The investigation could take up to a year, the CDC said, and will involve mostly patients in Northern California. The Bay Area has one of the largest concentrations of self-reported cases of the disease in the country, the San Francisco Gate notes on its website.

The study is to begin immediately as Kaiser Permanente contacts Northern California patients who have reported symptoms of Morgellons over the past 18 months. The research will be funded by the CDC.
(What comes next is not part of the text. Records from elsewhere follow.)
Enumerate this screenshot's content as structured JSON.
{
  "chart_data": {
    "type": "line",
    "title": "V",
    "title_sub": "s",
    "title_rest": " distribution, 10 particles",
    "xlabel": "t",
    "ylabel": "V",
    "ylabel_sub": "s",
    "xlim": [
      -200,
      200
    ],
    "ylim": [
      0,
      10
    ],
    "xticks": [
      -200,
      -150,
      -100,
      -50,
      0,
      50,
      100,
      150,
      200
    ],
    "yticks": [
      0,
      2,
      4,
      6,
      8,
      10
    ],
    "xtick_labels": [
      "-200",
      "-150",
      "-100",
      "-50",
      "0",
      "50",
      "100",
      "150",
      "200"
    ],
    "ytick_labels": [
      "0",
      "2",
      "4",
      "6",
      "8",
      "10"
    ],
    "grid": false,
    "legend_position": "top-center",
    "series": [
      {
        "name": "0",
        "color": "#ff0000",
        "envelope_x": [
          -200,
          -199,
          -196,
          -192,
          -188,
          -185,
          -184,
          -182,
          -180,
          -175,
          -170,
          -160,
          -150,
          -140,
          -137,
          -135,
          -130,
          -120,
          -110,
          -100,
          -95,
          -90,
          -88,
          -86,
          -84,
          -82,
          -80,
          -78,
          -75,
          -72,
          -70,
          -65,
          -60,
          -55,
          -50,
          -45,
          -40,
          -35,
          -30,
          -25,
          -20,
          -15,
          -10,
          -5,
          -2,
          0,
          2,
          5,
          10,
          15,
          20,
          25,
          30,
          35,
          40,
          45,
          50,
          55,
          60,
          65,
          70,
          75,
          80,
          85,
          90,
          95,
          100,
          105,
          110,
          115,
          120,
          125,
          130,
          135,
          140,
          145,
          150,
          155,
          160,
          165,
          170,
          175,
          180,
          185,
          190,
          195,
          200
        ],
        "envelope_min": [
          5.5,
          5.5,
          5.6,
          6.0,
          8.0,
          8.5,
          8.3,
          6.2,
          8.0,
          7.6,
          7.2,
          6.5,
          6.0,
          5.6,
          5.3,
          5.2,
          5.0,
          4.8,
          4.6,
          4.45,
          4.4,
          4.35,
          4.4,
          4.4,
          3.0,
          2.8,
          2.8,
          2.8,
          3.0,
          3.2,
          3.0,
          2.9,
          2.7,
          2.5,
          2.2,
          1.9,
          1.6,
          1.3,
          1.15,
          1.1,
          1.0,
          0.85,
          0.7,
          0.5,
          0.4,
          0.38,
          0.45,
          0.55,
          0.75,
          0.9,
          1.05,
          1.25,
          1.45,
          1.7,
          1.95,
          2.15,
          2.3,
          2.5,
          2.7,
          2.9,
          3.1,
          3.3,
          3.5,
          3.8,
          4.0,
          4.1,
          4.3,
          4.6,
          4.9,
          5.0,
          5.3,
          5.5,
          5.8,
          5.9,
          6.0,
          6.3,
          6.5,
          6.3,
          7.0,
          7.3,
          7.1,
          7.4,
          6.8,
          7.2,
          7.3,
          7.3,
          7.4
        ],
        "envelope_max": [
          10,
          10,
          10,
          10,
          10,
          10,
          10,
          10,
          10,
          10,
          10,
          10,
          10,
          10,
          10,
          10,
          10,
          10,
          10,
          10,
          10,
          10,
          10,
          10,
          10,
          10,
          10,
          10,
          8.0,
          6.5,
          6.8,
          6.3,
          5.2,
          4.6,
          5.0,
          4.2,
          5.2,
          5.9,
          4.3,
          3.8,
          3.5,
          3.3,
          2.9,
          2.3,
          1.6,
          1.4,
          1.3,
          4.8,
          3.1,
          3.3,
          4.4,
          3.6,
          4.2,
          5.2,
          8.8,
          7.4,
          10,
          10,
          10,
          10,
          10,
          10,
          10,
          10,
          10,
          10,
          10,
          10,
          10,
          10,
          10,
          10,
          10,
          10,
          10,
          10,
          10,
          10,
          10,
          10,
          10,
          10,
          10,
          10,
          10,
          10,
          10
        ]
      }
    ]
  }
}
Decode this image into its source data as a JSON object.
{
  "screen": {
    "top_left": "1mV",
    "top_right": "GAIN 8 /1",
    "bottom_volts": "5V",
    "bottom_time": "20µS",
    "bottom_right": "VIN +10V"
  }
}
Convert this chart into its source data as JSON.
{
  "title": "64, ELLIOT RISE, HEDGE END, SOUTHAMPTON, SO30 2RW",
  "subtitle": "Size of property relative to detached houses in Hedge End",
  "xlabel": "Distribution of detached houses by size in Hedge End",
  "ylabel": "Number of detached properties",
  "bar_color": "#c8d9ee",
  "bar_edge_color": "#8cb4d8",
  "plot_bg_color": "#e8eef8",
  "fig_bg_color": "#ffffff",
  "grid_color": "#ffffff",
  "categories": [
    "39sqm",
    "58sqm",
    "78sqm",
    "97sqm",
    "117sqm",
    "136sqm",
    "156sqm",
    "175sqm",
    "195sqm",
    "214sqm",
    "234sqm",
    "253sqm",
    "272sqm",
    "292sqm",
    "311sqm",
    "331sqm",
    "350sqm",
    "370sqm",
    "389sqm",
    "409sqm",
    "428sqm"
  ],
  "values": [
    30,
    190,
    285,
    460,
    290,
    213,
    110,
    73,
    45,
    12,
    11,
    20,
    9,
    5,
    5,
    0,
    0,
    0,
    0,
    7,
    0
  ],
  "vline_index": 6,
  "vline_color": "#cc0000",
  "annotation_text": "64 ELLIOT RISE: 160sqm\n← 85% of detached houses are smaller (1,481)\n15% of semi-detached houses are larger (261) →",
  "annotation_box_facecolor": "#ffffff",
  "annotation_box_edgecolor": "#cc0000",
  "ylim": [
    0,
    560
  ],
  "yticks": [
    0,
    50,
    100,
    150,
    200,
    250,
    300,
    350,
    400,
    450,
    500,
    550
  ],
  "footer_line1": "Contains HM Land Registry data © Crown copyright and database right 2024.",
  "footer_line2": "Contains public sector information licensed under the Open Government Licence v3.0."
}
Michele Pearson, a principal investigator with the agency, said: “The suffering and the impact of this condition on people's lives, whatever you want to label it, what they're experiencing is real. That's why this agency has decided to look into it in-depth.”

While the CDC does not agree yet that Morgellons is a medical condition, it does recognize that people reporting it are ill and need help. The clinical evaluation participants in the study will undergo is to include mental health examination, Pearson said.

SFGate.com cites Pearson as she explains that there have been over 1,200 calls to the CDC over the past year from people who believe they have Morgellons. In the meantime, doctors at Kaiser are increasingly confused and frustrated as they try to diagnose this mysterious disease with no known cause or treatment.

The Morgellons Research Foundation rejects the diagnosis of “delusional parasitosis.”